“Weapons of Mass Recruitment: Populism, Online Humor, and Shamelessness in Far-Right Latin America”

This event has passed.

126 Memorial Library
@ 5:00 pm

About the presentation: This talk examines the humor circulated by far-right groups on Latin American social media platforms, focusing on Brazil, Argentina, and Colombia. Building on recent work on populism and online trolling, I argue that the recruitment power of right-wing comedy is best understood not simply through irony or anti-institutional rhetoric, but through a logic of “shamelessness.” I theorize shamelessness as an affective and performative tool: right-wing actors weaponize a refusal of shame to collapse moral critique, evasion of responsibility, and self-branding into a populist politics of exposure. Through memes, viral videos, and platform bubbles (e.g., WhatsApp, Telegram, Twitter/X), far-right influencers cultivate brand identities that plug their followers into fragmented, prosumer-driven media complexes. The troll’s “é brincadeira” or “just joking” defense—exemplified by figures like Brazil’s Pablo Marçal—serves not only to recruit and mobilize supporters, but also to produce affective communities through shared spectacles of shamelessness. I contrast this with the left’s counter-humor which reappropriate the logics of meme and montage to resist far-right tactics. I reframe digital meme archives as documentary acts, capturing the fleeting logics of affect and genre that define today’s mediatized struggle over history, institutions, and collective memory. I propose that shamelessness is central to understanding the current transformation of populist media cultures in Latin America. As both right and left experiment with new forms of networked humor and strategic self-exposure, the struggle over collective identity and memory comes to hinge on how shamelessness is performed, circulated, and reappropriated.

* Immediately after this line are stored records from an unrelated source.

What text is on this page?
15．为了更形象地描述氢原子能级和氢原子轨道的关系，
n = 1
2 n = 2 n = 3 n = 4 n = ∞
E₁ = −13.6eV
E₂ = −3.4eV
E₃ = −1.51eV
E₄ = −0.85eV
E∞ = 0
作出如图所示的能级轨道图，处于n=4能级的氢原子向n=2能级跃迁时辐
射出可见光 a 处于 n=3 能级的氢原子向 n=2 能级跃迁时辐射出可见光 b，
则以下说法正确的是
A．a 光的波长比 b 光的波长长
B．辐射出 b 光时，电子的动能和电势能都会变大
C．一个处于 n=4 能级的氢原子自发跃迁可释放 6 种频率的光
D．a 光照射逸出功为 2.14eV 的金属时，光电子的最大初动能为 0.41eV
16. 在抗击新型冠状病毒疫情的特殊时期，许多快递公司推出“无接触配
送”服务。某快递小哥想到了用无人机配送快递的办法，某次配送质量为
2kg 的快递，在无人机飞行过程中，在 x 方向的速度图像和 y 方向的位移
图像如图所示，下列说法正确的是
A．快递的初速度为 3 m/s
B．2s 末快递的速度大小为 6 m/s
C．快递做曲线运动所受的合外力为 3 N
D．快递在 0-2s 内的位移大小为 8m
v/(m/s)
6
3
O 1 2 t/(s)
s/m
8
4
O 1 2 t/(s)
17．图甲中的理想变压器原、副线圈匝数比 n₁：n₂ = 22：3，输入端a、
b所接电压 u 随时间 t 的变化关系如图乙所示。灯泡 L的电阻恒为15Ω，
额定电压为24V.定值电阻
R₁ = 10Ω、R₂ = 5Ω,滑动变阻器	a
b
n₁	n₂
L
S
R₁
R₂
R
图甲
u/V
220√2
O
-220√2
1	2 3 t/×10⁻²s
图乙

About the presenter: Nilo Couret is an Associate Professor at the University of Michigan in the Department of Romance Languages and Literatures. His book, Mock Classicism: Latin American Film Comedy, 1930-1960 (University of California Press, 2018), traces the popularity and cultural significance of film comedies from the transition to sound through the industrial studio period. His articles have appeared in several edited anthologies and peer-reviewed journals, including Film Quarterly, Film History, and Discourse.